Nokogiri Performance: xpath vs. tree walking/iterating
At Gnip we're doing some heavy XML parsing in Ruby and obviously chose Nokogiri as the underlying engine. I started the week doing xpath searches to tease out the elements/attributes from the documents we were parsing, and ended the week iterating over the root's children in order to achieve significant (~3x) performance improvements. While xpath is convenient, as you don't have to pay attention to document structure (assuming you have your head around xpath syntax to begin with), it's horribly expensive in terms of processing time.
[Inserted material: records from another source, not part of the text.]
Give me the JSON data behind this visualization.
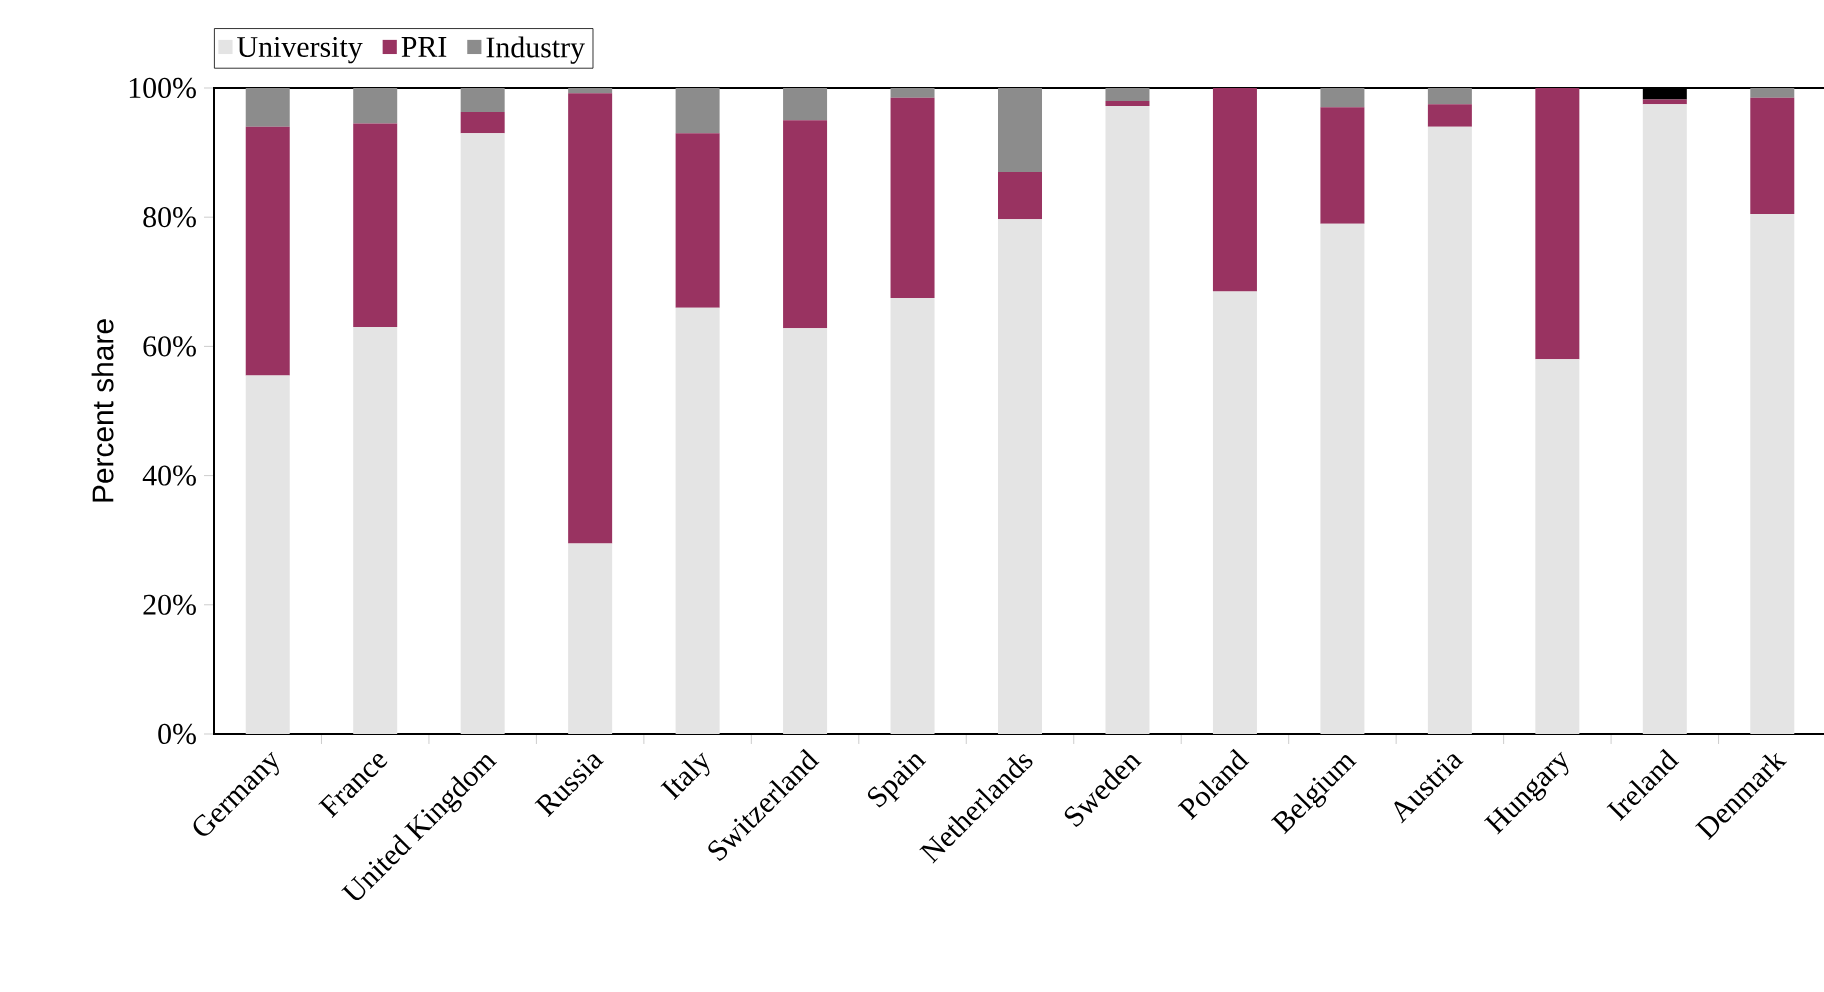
{
  "chart_data": {
    "type": "bar",
    "stacked": true,
    "ylabel": "Percent share",
    "legend": "top left",
    "categories": [
      "Germany",
      "France",
      "United Kingdom",
      "Russia",
      "Italy",
      "Switzerland",
      "Spain",
      "Netherlands",
      "Sweden",
      "Poland",
      "Belgium",
      "Austria",
      "Hungary",
      "Ireland",
      "Denmark"
    ],
    "series": [
      {
        "name": "University",
        "color": "#e4e4e4",
        "values": [
          55.5,
          63,
          93,
          29.5,
          66,
          62.8,
          67.5,
          79.7,
          97.2,
          68.5,
          79,
          94,
          58,
          97.5,
          80.5
        ]
      },
      {
        "name": "PRI",
        "color": "#993361",
        "values": [
          38.5,
          31.5,
          3.3,
          69.7,
          27,
          32.2,
          31,
          7.3,
          0.8,
          31.5,
          18,
          3.5,
          42,
          0.7,
          18
        ]
      },
      {
        "name": "Industry",
        "color": "#8c8c8c",
        "values": [
          6,
          5.5,
          3.7,
          0.8,
          7,
          5,
          1.5,
          13,
          2,
          0,
          3,
          2.5,
          0,
          0,
          1.5
        ]
      },
      {
        "color": "#000000",
        "values": [
          0,
          0,
          0,
          0,
          0,
          0,
          0,
          0,
          0,
          0,
          0,
          0,
          0,
          1.8,
          0
        ]
      }
    ],
    "ylim": [
      0,
      100
    ],
    "yticks": [
      {
        "value": 0,
        "label": "0%"
      },
      {
        "value": 20,
        "label": "20%"
      },
      {
        "value": 40,
        "label": "40%"
      },
      {
        "value": 60,
        "label": "60%"
      },
      {
        "value": 80,
        "label": "80%"
      },
      {
        "value": 100,
        "label": "100%"
      }
    ]
  }
}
It's truly searching the document for what you want; expensive!
There's a big difference between using the "search" (e.g. xpath) interface on top of a parsed DOM and running over the entire tree, testing each node for what it is you're looking for. Code gets a little uglier when doing the latter, it's not as elegant/clean, but performance starts kicking in when you do it. Moving from xpath search-style parsing, to tree walking yielded ~3x performance improvement in parsing for me. I suspect that going all the way to either Nokogiri's Reader or SAX interface would yield an additional 10% improvement over that. However, I'm stoping here for now as the readability/complexity detriment in doing a full Reader/SAX stack-maintenance model doesn't feel worth it at the moment. I would like to try pauldix's SAX machine declarative parser (built on Nokogiri) and run some benchmarks, but... another day.
Old:
doc = Nokogiri::XML.parse(some_xml_string) { |cfg| cfg.noblanks }
doc.xpath('/xmlns:feed/xmlns:entry').each do |entry|
at = entry.xpath('xmlns:published').text
id = entry.xpath('xmlns:id').text
...
end
New:
doc = Nokogiri::XML.parse(some_xml_string) { |cfg| cfg.noblanks }
doc.root.children.each do |node|
if node.name == 'entry'
node.children.each do |sub_e|
at = sub_e.inner_text if sub_e.name == 'published'
id = sub_e.inner_text if sub_e.name == 'id'
end
end
...
end